Des deutschen Bundestags bösartigster Provokateur hat es wieder einmal geschafft, ins ganz große Rampenlicht zu treten. Mit präziser Überlegung hat der AfD-Vorsitzende Alexander Gauland etwas gesagt, wovon er genau wusste, dass er damit bei vielen Menschen Empörung auslöst. Wie schon so oft hat er es aber so gesagt, dass er sich wieder als völlig missverstanden herauswinden kann.

Es kam, wie es kommen sollte: Reflexartig geißeln ihn prominente und weniger prominente Frauen und Männer des politischen Establishments aller Richtungen und, gottlob, auch viele andere, denen unsere Demokratie am Herzen liegt. Doch sehr vorhersehbar helfen Gauland eben auch Tausende ohne langes Nachdenken öffentlich, vor allem aber in den sozialen Medien, seinen dramatischen Unsinn zu relativieren. Diese Strategie hat der Chef der Alternative für Deutschland perfektioniert. Denn er ist nicht nur vorsätzlicher Provokateur, sondern auch Deutschlands schlimmster Demagoge.

Gauland sprach in Thüringen ausgerechnet vor jungen Leuten, vor dem Nachwuchs der AfD. Er nannte den Nationalsozialismus dort einen „Vogelschiss der Geschichte“. Seine Anhänger argumentieren, er habe recht, denn auf dem historischen Zeitstrahl sei die NS-Zeit tatsächlich nur ein Vogelschiss – soll hier heißen, ein sehr kurzer Moment.
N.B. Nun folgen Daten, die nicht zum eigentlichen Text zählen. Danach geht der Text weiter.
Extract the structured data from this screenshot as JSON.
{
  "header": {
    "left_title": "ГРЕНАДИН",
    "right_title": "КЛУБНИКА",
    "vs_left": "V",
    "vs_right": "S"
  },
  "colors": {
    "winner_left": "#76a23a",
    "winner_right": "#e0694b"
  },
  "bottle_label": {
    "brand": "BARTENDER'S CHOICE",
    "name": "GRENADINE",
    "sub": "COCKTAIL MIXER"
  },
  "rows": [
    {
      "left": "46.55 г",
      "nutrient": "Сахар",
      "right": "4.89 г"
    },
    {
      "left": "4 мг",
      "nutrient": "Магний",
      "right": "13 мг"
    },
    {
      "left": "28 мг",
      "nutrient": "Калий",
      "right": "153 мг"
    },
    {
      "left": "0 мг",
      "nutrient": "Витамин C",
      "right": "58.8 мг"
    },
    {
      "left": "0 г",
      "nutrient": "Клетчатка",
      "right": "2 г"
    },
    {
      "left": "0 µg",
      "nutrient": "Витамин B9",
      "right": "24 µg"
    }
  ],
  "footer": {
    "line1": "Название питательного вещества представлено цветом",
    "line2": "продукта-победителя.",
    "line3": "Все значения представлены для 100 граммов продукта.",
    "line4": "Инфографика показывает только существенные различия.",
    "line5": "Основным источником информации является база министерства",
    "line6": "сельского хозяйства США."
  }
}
Aber kann Zeit, in diesem Fall Kürze, ein geltendes Maß sein? Würde Gauland auch einer Familie, deren Haus abgebrannt oder deren Kind getötet wurde, erklären, dass das doch nur ein kleiner Moment in deren Leben ist?

Diejenigen, die dem Chef-Scharfmacher der AfD folgen wie Lemminge dem Rattenfänger, hat dessen Dema­gogie schon erblinden lassen. Der Nationalsozialismus mag zeitlich gesehen eine kurze Phase gewesen sein. Für Deutschland, für Europa und für die ganze Welt war er aber ebenso verheerend wie geschichtsverändernd.
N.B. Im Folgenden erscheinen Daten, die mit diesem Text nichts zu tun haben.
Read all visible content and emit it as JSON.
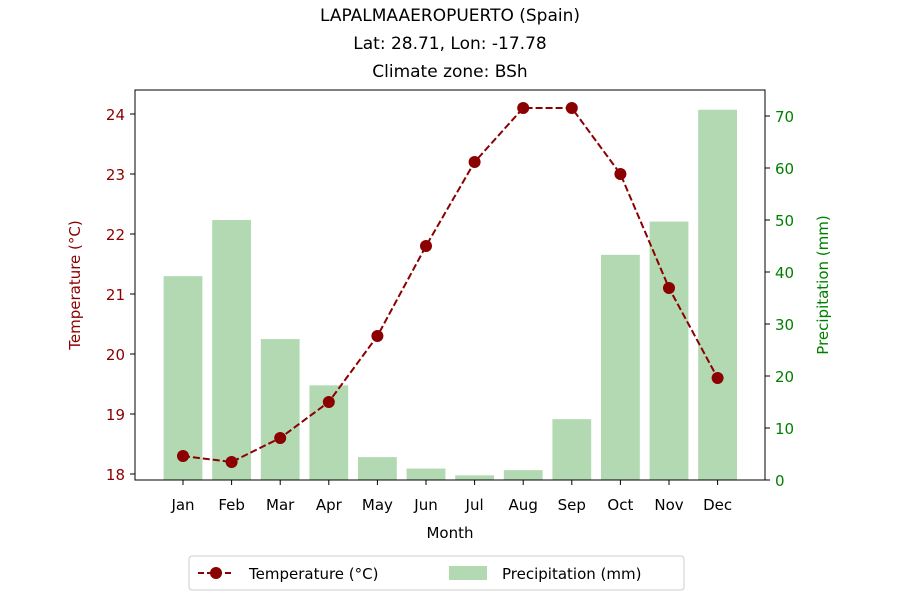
{
  "chart_data": {
    "type": "bar",
    "title_lines": [
      "LAPALMAAEROPUERTO (Spain)",
      "Lat: 28.71, Lon: -17.78",
      "Climate zone: BSh"
    ],
    "xlabel": "Month",
    "ylabel_left": "Temperature (°C)",
    "ylabel_right": "Precipitation (mm)",
    "categories": [
      "Jan",
      "Feb",
      "Mar",
      "Apr",
      "May",
      "Jun",
      "Jul",
      "Aug",
      "Sep",
      "Oct",
      "Nov",
      "Dec"
    ],
    "series": [
      {
        "name": "Temperature (°C)",
        "type": "line",
        "axis": "left",
        "color": "#8b0000",
        "values": [
          18.3,
          18.2,
          18.6,
          19.2,
          20.3,
          21.8,
          23.2,
          24.1,
          24.1,
          23.0,
          21.1,
          19.6
        ]
      },
      {
        "name": "Precipitation (mm)",
        "type": "bar",
        "axis": "right",
        "color": "#b2d9b2",
        "values": [
          39.2,
          50.0,
          27.1,
          18.2,
          4.4,
          2.2,
          0.9,
          1.9,
          11.7,
          43.3,
          49.7,
          71.2
        ]
      }
    ],
    "ylim_left": [
      17.9,
      24.4
    ],
    "ylim_right": [
      0,
      75
    ],
    "yticks_left": [
      "18",
      "19",
      "20",
      "21",
      "22",
      "23",
      "24"
    ],
    "yticks_right": [
      "0",
      "10",
      "20",
      "30",
      "40",
      "50",
      "60",
      "70"
    ],
    "left_axis_color": "#8b0000",
    "right_axis_color": "#008000",
    "legend_position": "bottom-center",
    "grid": false
  }
}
Die Welt in Schutt und Asche: ein Vogelschiss? Millionen Kriegstote: ein Vogelschiss? Der Holocaust: ein Vogelschiss? Nein, niemals! Nicht einst, nicht jetzt und nicht in 100 Jahren. Ein Vogelschiss ist ohne Bedeutung, bleibt ohne Konsequenzen, ist stets leicht wegzuwischen. Der Nationalsozialismus ist genau das Gegenteil. Seine Konsequenzen spüren wir auch seit seinem Niedergang tagtäglich weltweit.
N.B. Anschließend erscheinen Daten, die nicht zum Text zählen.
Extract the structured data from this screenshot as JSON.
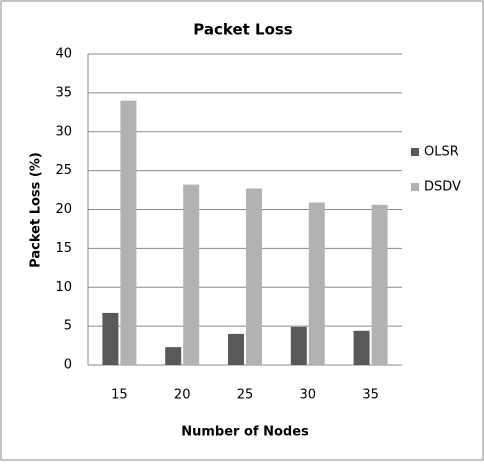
{
  "chart_data": {
    "type": "bar",
    "title": "Packet Loss",
    "x_label": "Number of Nodes",
    "y_label": "Packet Loss (%)",
    "categories": [
      "15",
      "20",
      "25",
      "30",
      "35"
    ],
    "series": [
      {
        "name": "OLSR",
        "color": "#595959",
        "values": [
          6.7,
          2.3,
          4.0,
          4.9,
          4.4
        ]
      },
      {
        "name": "DSDV",
        "color": "#b2b2b2",
        "values": [
          34.0,
          23.2,
          22.7,
          20.9,
          20.6
        ]
      }
    ],
    "ylim": [
      0,
      40
    ],
    "yticks": [
      0,
      5,
      10,
      15,
      20,
      25,
      30,
      35,
      40
    ],
    "grid": true,
    "legend": "right"
  }
}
Der Demagoge Alexander Gauland ist deshalb noch gefährlicher als der Provokateur Gauland. Das sollten ­diejenigen, die der AfD ihre Stimme gaben und geben, um gegen die ­etablierte Politik zu protestieren, ­endlich begreifen. Ihre Botschaft ist angekommen. Aber wer diese Partei weiter unterstützt, toleriert und ­­stärkt die menschenverachtenden, fremdenfeindlichen und die Geschichte verdrehenden Brandstifter an ihrer Spitze. Sie sollten lieber isoliert werden, damit das Immunsystem unserer Demokratie und unserer Bürgergesellschaft uns davon heilt. Damit Gauland und die Kinder seines Geistes ein Vogelschiss der deutschen Geschichte bleiben.